Nada de especial. É assim que funciona nos turfes que pretendem estar inseridos no panorama internacional da indústria do puro sangue – caso do Brasil, membro, há décadas, do primeiro e restrito grupo de nações participantes da Federação Internacional das Autoridades Hípicas (FIAH).
Neste sentido, o GP Brasil e todos os outros Grupos I, II e III, das várias programações clássicas existentes no país, são avaliados periodicamente nos encontros dos handicappers do continente.
Apenas como exemplo, comparado com o GP Carlos Pellegrini, disputado no hipódromo de San Isidro, Jockey Club Argentino, Buenos Aires, os ratings do GP Brasil foram os seguintes nas quatro últimas temporadas hípicas:
. Ratings do GP Carlos Pellegrini (em libras-peso): 116,5 em 2016/2017; 115,5 em 2017/2018; 114,25 em 2018/2019; e 115,75 em 2019/2020.
. Ratings do GP Brasil (idem): 114,25 em 2016/2017; 113,5 em 2017/2018; 113,75 em 2018/2019. Detalhe: em virtude da pandemia do Covid-19, e da transferência do GP Brasil, este ano, de junho para outubro, ainda não há rating para a prova em 2020.
Ambas as provas, porém, estão acima do “benchmark” sul-americano de 110 libras-peso para os Grupos I do continente em relação aos 3 anos e mais idade.
As diferenças de avaliação entre os dois testes – Pellegrini e “Brasil” – tem muito a ver com os números da criação entre os dois países.
Embora quantidade não seja sinônimo de qualidade – ou a Alemanha, que cria apenas cerca de 800 produtos por ano, não teria levantado três vezes o Prix de l’Arc du Triomphe, uma espécie de campeonato da milha e meia clássica na grama – o fato é que a Argentina teve 7.586 nascimentos em 2018, contra os 1.663 do Brasil (450% a mais).
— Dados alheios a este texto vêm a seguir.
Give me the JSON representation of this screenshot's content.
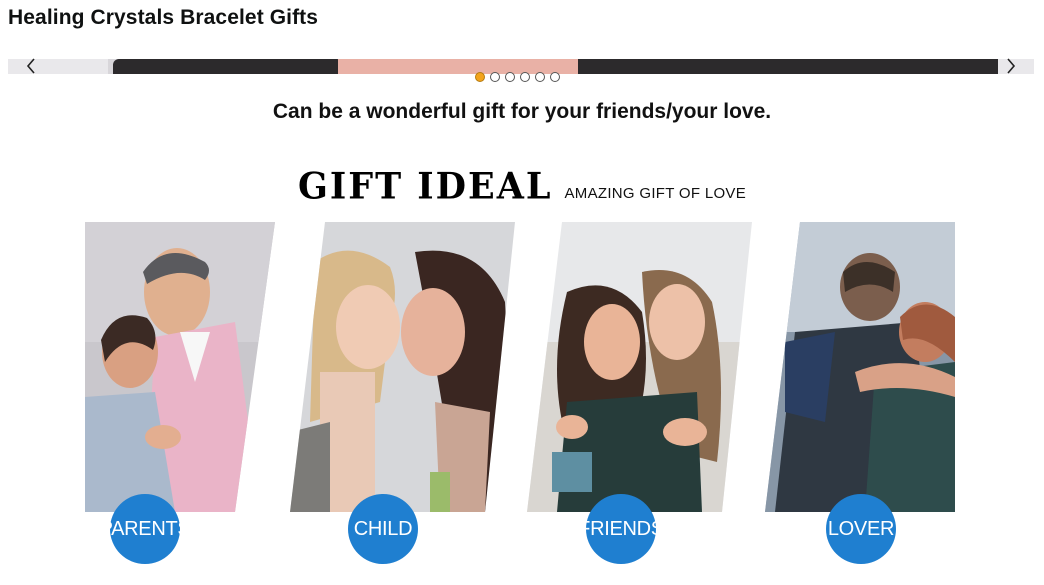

E lá, existiam 774 reprodutores (158 no Brasil) e 12.950 matrizes (2.226 no Brasil). Isso, por óbvio, aumenta suas chances de produzir bons animais de corrida. (vide Statistical Information Booklet 2018 – International Stud Book Commitee – Weatherbys Ltd, London).
Ratings e os números estonteantes da Ásia
Entre todos os turfes do mundo neste primeiro quarto do século XXI, o turfe da Ásia é o que anda mais rápido. E os números de sua performance – principalmente em relação aos volumes de apostas – são nada menos que estonteantes.
Um breve resumo do que significa a contribuição das corridas para essa parte do mundo, indica que os 21 países que participam da Federação Asiática, mais os 6 membros a ela filiados, e 1 associado, contribuem anualmente com US$ 26.9 bilhões para a economia da região, geram 570 mil empregos diretos, e recolhem US$ 6.9 bilhões em taxas e impostos.
Em matéria de volume de apostas, porém, nada se compara à Ásia. E à medida em que a internacionalização do turfe evolui, são eles que dão o exemplo do que isso significa em essência.
No “meeting” de Ascot de junho de 2019, antes da pandemia do Covid-19, portanto, o Jockey Club de Hong Kong – em parceria com os ingleses e o Totepool – criou o primeiro “pool” mundial da história da captação de apostas vindas da Austrália, Canadá, Nova Zelândia, Europa, Reino Unido e EUA em pedra única e regime de commingling, aumentando em 60% o volume de apostas feitas no citado “meeting”, em relação a 2018.
O que isso significa? Significa a aurora de novos tempos em matéria de apostas em corridas de cavalo. E ela mostra que não há salvação fora de uma pedra única internacional, funcionando em commingling e proporcionando plena liquidez a todos os apostadores do planeta. Irrelevante de onde esteja situado o hipódromo. Sem dúvida, outra civilização…
E assim, não por outro qualquer motivo, a reunião final de todos os comitês regionais de ratings é hoje realizada em Hong Kong. É lá que os handicappers do mundo se reúnem para discutir e, afinal, decidir sobre quem vale o quê em matéria de qualidade nas pistas.
Referência: uma libra-peso é igual a 0,45359237 do quilo. Igual a 453, 59237 gramas em nosso sistema métrico decimal. Portanto, 110 libras-peso é igual a 49,895 quilos.